Controversial study correlates professors' appearance with student learning

Looks aren't everything, but they may have an effect on students' academic performance

Students may perform better academically if their professor is good-looking, suggests a small study that's stirring up discussion about whether beauty really is skin deep. 

R. Shane Westfall, a doctoral student in experimental psychology at the University of Nevada, Las Vegas, was inspired to investigate the importance of looks in the classroom after reading an article about faculty being graded on their looks on the website Rate My Professors.

"The faculty members complained about how demeaning it was to have their appearance rated with chili peppers, and how that was not supposed to have any impact on their teaching," Westfall told Peter Schmidt in an interview for the Chronicle of Higher Education. "That led me to ask, 'Well, does it?'"

In the study he led, 86 female and 45 male university students were told that they were taking part in an examination of the effect of different lecture styles on learning. Students listened to a lecture in introductory physics and took a multiple-choice test based on the content. Then, students evaluated the performance of both a male and female instructor who delivered the lectures.

Students were shown one of two photographs that they were made to believe depicted the instructor.

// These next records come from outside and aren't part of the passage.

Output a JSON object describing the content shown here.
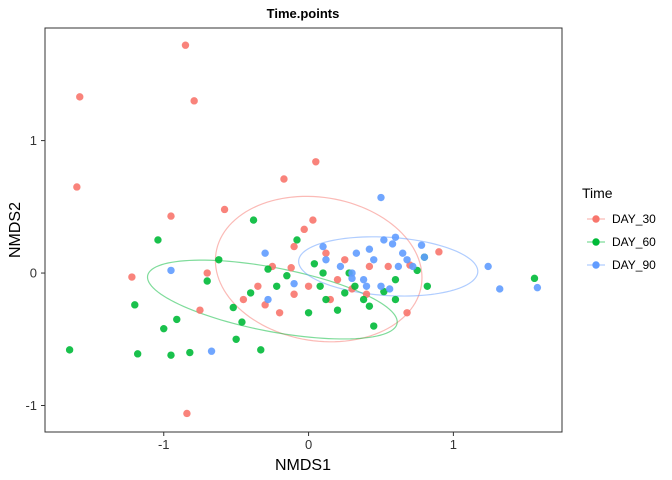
{
  "chart_data": {
    "type": "scatter",
    "title": "Time.points",
    "xlabel": "NMDS1",
    "ylabel": "NMDS2",
    "xlim": [
      -1.82,
      1.75
    ],
    "ylim": [
      -1.2,
      1.85
    ],
    "x_ticks": [
      -1,
      0,
      1
    ],
    "y_ticks": [
      -1,
      0,
      1
    ],
    "grid": false,
    "legend": {
      "title": "Time",
      "placement": "right"
    },
    "series": [
      {
        "name": "DAY_30",
        "color": "#F8766D",
        "ellipse": {
          "cx": 0.07,
          "cy": 0.03,
          "rx": 0.72,
          "ry": 0.54,
          "angle": -12
        },
        "points": [
          [
            -0.85,
            1.72
          ],
          [
            -1.58,
            1.33
          ],
          [
            -0.79,
            1.3
          ],
          [
            -1.6,
            0.65
          ],
          [
            -0.95,
            0.43
          ],
          [
            -0.58,
            0.48
          ],
          [
            -1.22,
            -0.03
          ],
          [
            -0.84,
            -1.06
          ],
          [
            -0.75,
            -0.28
          ],
          [
            -0.17,
            0.71
          ],
          [
            0.05,
            0.84
          ],
          [
            -0.03,
            0.33
          ],
          [
            0.03,
            0.4
          ],
          [
            -0.1,
            0.2
          ],
          [
            0.12,
            0.15
          ],
          [
            -0.25,
            0.05
          ],
          [
            -0.35,
            -0.1
          ],
          [
            -0.2,
            -0.3
          ],
          [
            -0.1,
            -0.16
          ],
          [
            0.0,
            -0.1
          ],
          [
            0.25,
            0.1
          ],
          [
            0.2,
            -0.05
          ],
          [
            0.3,
            -0.12
          ],
          [
            0.4,
            -0.16
          ],
          [
            0.55,
            0.05
          ],
          [
            0.68,
            -0.3
          ],
          [
            0.9,
            0.16
          ],
          [
            -0.7,
            0.0
          ],
          [
            -0.45,
            -0.2
          ],
          [
            -0.3,
            -0.24
          ],
          [
            -0.12,
            0.04
          ],
          [
            0.42,
            0.05
          ],
          [
            0.15,
            -0.2
          ],
          [
            0.7,
            0.06
          ]
        ]
      },
      {
        "name": "DAY_60",
        "color": "#00BA38",
        "ellipse": {
          "cx": -0.25,
          "cy": -0.2,
          "rx": 0.88,
          "ry": 0.24,
          "angle": -12
        },
        "points": [
          [
            -1.65,
            -0.58
          ],
          [
            -1.18,
            -0.61
          ],
          [
            -1.2,
            -0.24
          ],
          [
            -1.04,
            0.25
          ],
          [
            -1.0,
            -0.42
          ],
          [
            -0.95,
            -0.62
          ],
          [
            -0.91,
            -0.35
          ],
          [
            -0.82,
            -0.6
          ],
          [
            -0.7,
            -0.06
          ],
          [
            -0.62,
            0.1
          ],
          [
            -0.52,
            -0.26
          ],
          [
            -0.5,
            -0.5
          ],
          [
            -0.46,
            -0.37
          ],
          [
            -0.4,
            -0.15
          ],
          [
            -0.38,
            0.4
          ],
          [
            -0.33,
            -0.58
          ],
          [
            -0.22,
            -0.1
          ],
          [
            -0.15,
            -0.02
          ],
          [
            -0.08,
            0.25
          ],
          [
            0.04,
            0.07
          ],
          [
            0.08,
            -0.1
          ],
          [
            0.12,
            -0.2
          ],
          [
            0.2,
            -0.28
          ],
          [
            0.25,
            -0.15
          ],
          [
            0.32,
            -0.1
          ],
          [
            0.38,
            -0.2
          ],
          [
            0.45,
            -0.4
          ],
          [
            0.52,
            -0.14
          ],
          [
            0.6,
            -0.2
          ],
          [
            0.75,
            0.02
          ],
          [
            0.8,
            0.12
          ],
          [
            0.82,
            -0.1
          ],
          [
            1.56,
            -0.04
          ],
          [
            0.28,
            0.0
          ],
          [
            0.42,
            -0.25
          ],
          [
            -0.28,
            0.03
          ],
          [
            0.0,
            -0.3
          ],
          [
            0.1,
            0.0
          ],
          [
            0.6,
            -0.05
          ]
        ]
      },
      {
        "name": "DAY_90",
        "color": "#619CFF",
        "ellipse": {
          "cx": 0.55,
          "cy": 0.05,
          "rx": 0.62,
          "ry": 0.22,
          "angle": -4
        },
        "points": [
          [
            -0.95,
            0.02
          ],
          [
            -0.67,
            -0.59
          ],
          [
            -0.3,
            0.15
          ],
          [
            -0.28,
            -0.2
          ],
          [
            -0.1,
            -0.08
          ],
          [
            0.1,
            0.2
          ],
          [
            0.12,
            0.1
          ],
          [
            0.22,
            0.05
          ],
          [
            0.3,
            0.0
          ],
          [
            0.33,
            0.15
          ],
          [
            0.38,
            -0.05
          ],
          [
            0.42,
            0.18
          ],
          [
            0.45,
            0.1
          ],
          [
            0.5,
            -0.1
          ],
          [
            0.52,
            0.25
          ],
          [
            0.58,
            0.22
          ],
          [
            0.6,
            0.27
          ],
          [
            0.62,
            0.05
          ],
          [
            0.65,
            0.15
          ],
          [
            0.68,
            0.1
          ],
          [
            0.72,
            0.05
          ],
          [
            0.78,
            0.21
          ],
          [
            0.8,
            0.12
          ],
          [
            0.5,
            0.57
          ],
          [
            1.24,
            0.05
          ],
          [
            1.32,
            -0.12
          ],
          [
            1.58,
            -0.11
          ],
          [
            0.4,
            -0.1
          ],
          [
            0.56,
            -0.12
          ],
          [
            0.3,
            -0.04
          ]
        ]
      }
    ]
  }
}
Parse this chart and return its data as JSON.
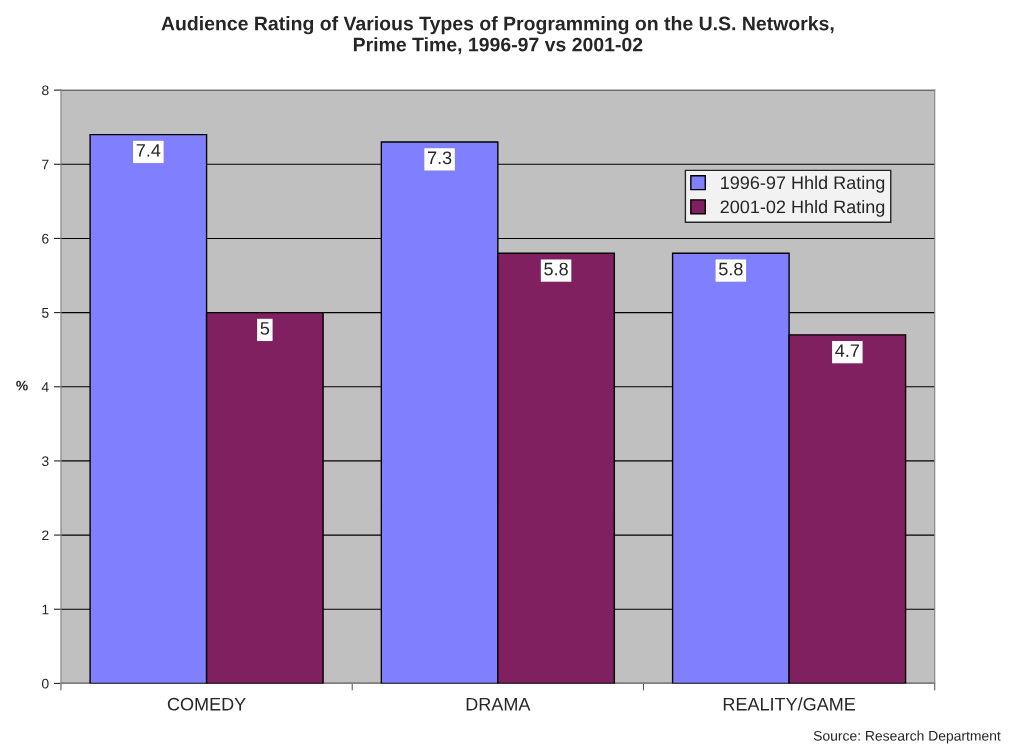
{
  "chart_data": {
    "type": "bar",
    "title": "Audience Rating of Various Types of Programming on the U.S. Networks,\nPrime Time, 1996-97 vs 2001-02",
    "ylabel": "%",
    "categories": [
      "COMEDY",
      "DRAMA",
      "REALITY/GAME"
    ],
    "series": [
      {
        "name": "1996-97 Hhld Rating",
        "color": "#8080ff",
        "values": [
          7.4,
          7.3,
          5.8
        ]
      },
      {
        "name": "2001-02 Hhld Rating",
        "color": "#802060",
        "values": [
          5,
          5.8,
          4.7
        ]
      }
    ],
    "ylim": [
      0,
      8
    ],
    "yticks": [
      0,
      1,
      2,
      3,
      4,
      5,
      6,
      7,
      8
    ],
    "grid": "y",
    "legend": "top right",
    "data_labels": true,
    "annotations": [
      "Source: Research Department"
    ]
  }
}
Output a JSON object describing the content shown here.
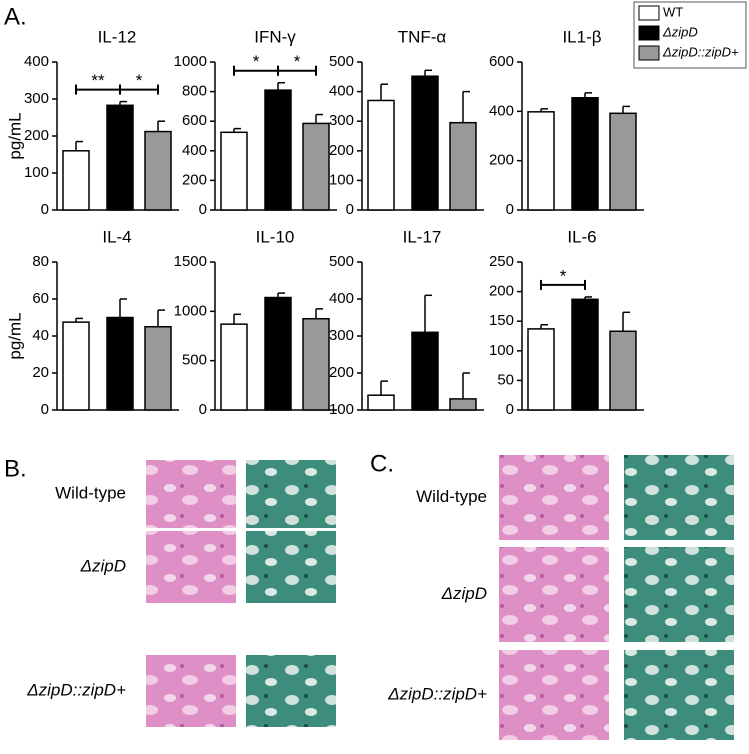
{
  "panel_labels": {
    "a": "A.",
    "b": "B.",
    "c": "C."
  },
  "legend": [
    {
      "name": "WT",
      "color": "#ffffff"
    },
    {
      "name": "ΔzipD",
      "color": "#000000"
    },
    {
      "name": "ΔzipD::zipD+",
      "color": "#999999"
    }
  ],
  "chart_data": [
    {
      "type": "bar",
      "title": "IL-12",
      "y_label": "pg/mL",
      "values": [
        160,
        283,
        212
      ],
      "errors": [
        25,
        10,
        28
      ],
      "ylim": [
        0,
        400
      ],
      "yticks": [
        0,
        100,
        200,
        300,
        400
      ],
      "annotations": [
        {
          "text": "**",
          "between": [
            0,
            1
          ]
        },
        {
          "text": "*",
          "between": [
            1,
            2
          ]
        }
      ]
    },
    {
      "type": "bar",
      "title": "IFN-γ",
      "values": [
        525,
        810,
        585
      ],
      "errors": [
        25,
        50,
        60
      ],
      "ylim": [
        0,
        1000
      ],
      "yticks": [
        0,
        200,
        400,
        600,
        800,
        1000
      ],
      "annotations": [
        {
          "text": "*",
          "between": [
            0,
            1
          ]
        },
        {
          "text": "*",
          "between": [
            1,
            2
          ]
        }
      ]
    },
    {
      "type": "bar",
      "title": "TNF-α",
      "values": [
        370,
        452,
        295
      ],
      "errors": [
        55,
        20,
        105
      ],
      "ylim": [
        0,
        500
      ],
      "yticks": [
        0,
        100,
        200,
        300,
        400,
        500
      ]
    },
    {
      "type": "bar",
      "title": "IL1-β",
      "values": [
        398,
        455,
        392
      ],
      "errors": [
        12,
        20,
        28
      ],
      "ylim": [
        0,
        600
      ],
      "yticks": [
        0,
        200,
        400,
        600
      ]
    },
    {
      "type": "bar",
      "title": "IL-4",
      "y_label": "pg/mL",
      "values": [
        47.5,
        50,
        45
      ],
      "errors": [
        2,
        10,
        9
      ],
      "ylim": [
        0,
        80
      ],
      "yticks": [
        0,
        20,
        40,
        60,
        80
      ]
    },
    {
      "type": "bar",
      "title": "IL-10",
      "values": [
        870,
        1140,
        925
      ],
      "errors": [
        100,
        45,
        100
      ],
      "ylim": [
        0,
        1500
      ],
      "yticks": [
        0,
        500,
        1000,
        1500
      ]
    },
    {
      "type": "bar",
      "title": "IL-17",
      "values": [
        140,
        310,
        130
      ],
      "errors": [
        38,
        100,
        70
      ],
      "ylim": [
        100,
        500
      ],
      "yticks": [
        100,
        200,
        300,
        400,
        500
      ]
    },
    {
      "type": "bar",
      "title": "IL-6",
      "values": [
        137,
        187,
        133
      ],
      "errors": [
        7,
        4,
        32
      ],
      "ylim": [
        0,
        250
      ],
      "yticks": [
        0,
        50,
        100,
        150,
        200,
        250
      ],
      "annotations": [
        {
          "text": "*",
          "between": [
            0,
            1
          ]
        }
      ]
    }
  ],
  "histology_b": {
    "rows": [
      "Wild-type",
      "ΔzipD",
      "ΔzipD::zipD+"
    ]
  },
  "histology_c": {
    "rows": [
      "Wild-type",
      "ΔzipD",
      "ΔzipD::zipD+"
    ]
  }
}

One photo depicted someone whom participants in a previous study had rated as highly attractive, while the other photo featured someone participants rated below average.

Students who were shown a good-looking instructor gave that professor a better evaluation and also answered about 1.6 more questions correctly than those who were shown a photo of a less attractive instructor.

Westfall said the research has been met with intrigue, as well as disgust. Of course, physical attractiveness isn't the only aspect of being an effective teacher, he said. And non-superficial attributes can make a person more appealing.

It's difficult to say exactly what to do with the findings, as "many responses seem silly, insulting, or illegal," Schmidt noted. But Westfall views the research as an opportunity for people to take stock of the way that beauty standards influence people's behavior. 

You don't have to rely on chili peppers. Here's a better way to identify your best instructors

"The broader issue is that we all have certain aspects about us where we're privileged, and we all have certain things about us where we're disadvantaged," Westfall said. "As far as an instructor goes, you want to be aware of things that may be your strong point and, also, your disadvantages. Conversely, with students, you want to raise their awareness that you don't want to necessarily disregard somebody based on their appearance" (Schmidt, Chronicle of Higher Education, 9/27).